Manchmal ist es kaum auszuhalten, wenn
YouTube eine frischgebackene Portion
Pop-Törtchen auf den heimischen Bildschirm
schiebt. Egal wie perfekt die
hochauflösenden Videos aus dem Netz auf die
Bildschirme rauschen - es bleibt ein
unangenehmer Nachgeschmack: Das eigene Leben
scheint zu klein für diese Überdosis
Gaga-Pop, der eigene Alltag zu grau.
kUNDEkOENIG halten dagegen, sprechen von
sich, besingen die Realität und die Träume
echter (ja, die gibt es auch noch) Menschen.

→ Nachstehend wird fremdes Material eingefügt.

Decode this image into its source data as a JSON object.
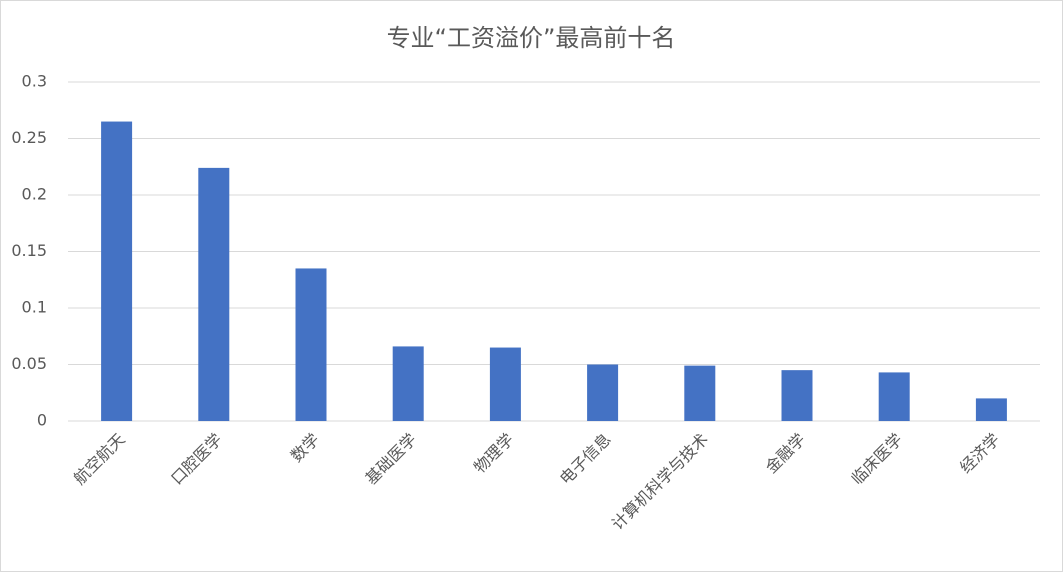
{
  "chart_data": {
    "type": "bar",
    "title": "专业“工资溢价”最高前十名",
    "categories": [
      "航空航天",
      "口腔医学",
      "数学",
      "基础医学",
      "物理学",
      "电子信息",
      "计算机科学与技术",
      "金融学",
      "临床医学",
      "经济学"
    ],
    "values": [
      0.265,
      0.224,
      0.135,
      0.066,
      0.065,
      0.05,
      0.049,
      0.045,
      0.043,
      0.02
    ],
    "color": "#4472c4",
    "ylim": [
      0,
      0.3
    ],
    "yticks": [
      0,
      0.05,
      0.1,
      0.15,
      0.2,
      0.25,
      0.3
    ],
    "grid": true
  }
}
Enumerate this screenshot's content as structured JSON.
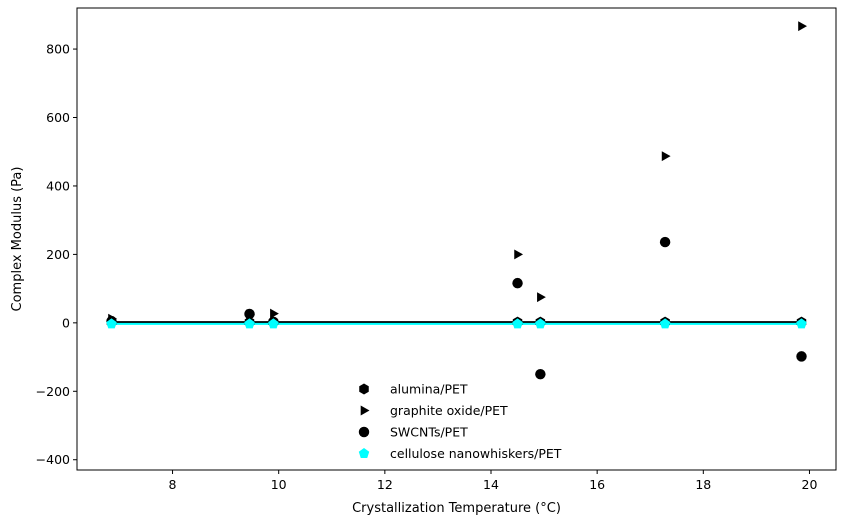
{
  "chart_data": {
    "type": "scatter",
    "title": "",
    "xlabel": "Crystallization Temperature (°C)",
    "ylabel": "Complex Modulus (Pa)",
    "xlim": [
      6.2,
      20.5
    ],
    "ylim": [
      -430,
      920
    ],
    "xticks": [
      8,
      10,
      12,
      14,
      16,
      18,
      20
    ],
    "yticks": [
      -400,
      -200,
      0,
      200,
      400,
      600,
      800
    ],
    "legend_position": "lower-center",
    "series": [
      {
        "name": "alumina/PET",
        "marker": "hexagon",
        "color": "#000000",
        "x": [
          6.85,
          9.45,
          9.9,
          14.5,
          14.93,
          17.28,
          19.85
        ],
        "y": [
          2,
          2,
          2,
          2,
          2,
          2,
          2
        ]
      },
      {
        "name": "graphite oxide/PET",
        "marker": "triangle-right",
        "color": "#000000",
        "x": [
          6.85,
          9.45,
          9.9,
          14.5,
          14.93,
          17.28,
          19.85
        ],
        "y": [
          12,
          25,
          27,
          200,
          75,
          487,
          867
        ]
      },
      {
        "name": "SWCNTs/PET",
        "marker": "circle",
        "color": "#000000",
        "x": [
          6.85,
          9.45,
          9.9,
          14.5,
          14.93,
          17.28,
          19.85
        ],
        "y": [
          5,
          26,
          3,
          116,
          -150,
          236,
          -98
        ]
      },
      {
        "name": "cellulose nanowhiskers/PET",
        "marker": "pentagon",
        "color": "#00ffff",
        "x": [
          6.85,
          9.45,
          9.9,
          14.5,
          14.93,
          17.28,
          19.85
        ],
        "y": [
          -3,
          -3,
          -3,
          -3,
          -3,
          -3,
          -3
        ]
      }
    ],
    "lines": [
      {
        "color": "#000000",
        "x": [
          6.85,
          19.85
        ],
        "y": [
          2,
          2
        ]
      },
      {
        "color": "#00ffff",
        "x": [
          6.85,
          19.85
        ],
        "y": [
          -3,
          -3
        ]
      }
    ]
  }
}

"Don't Call", das zweite Album der Hamburger
Band, spielt mit der melodischen Seite des
Post-Punk. Tristesse ist hier ein geradezu
aristokratisches Stilmittel; das eigene
Leben eine Waffe im Kampf um die
Wirklichkeit. Viele der Songs öffnen sich in
majestätisch weite Klangräume. Das erinnert
an Bands wie Joy Divison, Psychedelic Furs,
The Raincoats, manchmal aber auch an den
verspielten Indie-Pop von Belle &
Sebastian. "Es liegt ein Grauschleier über
der Stadt", stellten bereits vor mehr als 30
Jahren die Fehlfarben fest. Auch bei
kUNDEkOENIG ist ein poetisch persönlicher
Realismus angesagt: "I don't care what you
think about, this is my song, it tells from
you", singt Lisa Radziejewski beschwörend in
"Love Is A Strange Game". Der Beat dazu ist
tight wie ein Paar Röhrenjeans, eine nervös
quengelnde Gitarre und ein hymnisches
Saxofon treiben das Stück nach vorn.
Das berührende "Human" stellt die fragil
verletzliche Stimme der Sängerin noch
stärker in den Mittelpunkt, während die Band
sich in ein dunkel schillerndes Hinterzimmer
aus atmosphärischen Klängen zurückzieht. Das
ist nicht der Tonfall eines
Performance-Profis, nicht die abgeklärte
Kopie einer Kopie, sondern erinnert an die
fragile, aber berührende Intensität von
Outsider-Künstlern wie Daniel Johnston, oder
Scout Niblett. Auch der zweite Sänger,
Saxofonist und Akkordeonspieler Thorsten
Graf, beweist in "Purdah" eine enorme
stimmliche Präsenz.
Eine eigenwillige Intensität durchzieht die
Musik von kUNDEkOENIG. Das könnte unter
anderem auch daran liegen, dass vier der
sechs Musiker mit einem Handicap leben.
Vielleicht ist es ein Klischee, dass ein
blinder Saxofonist die Töne intensiver hört.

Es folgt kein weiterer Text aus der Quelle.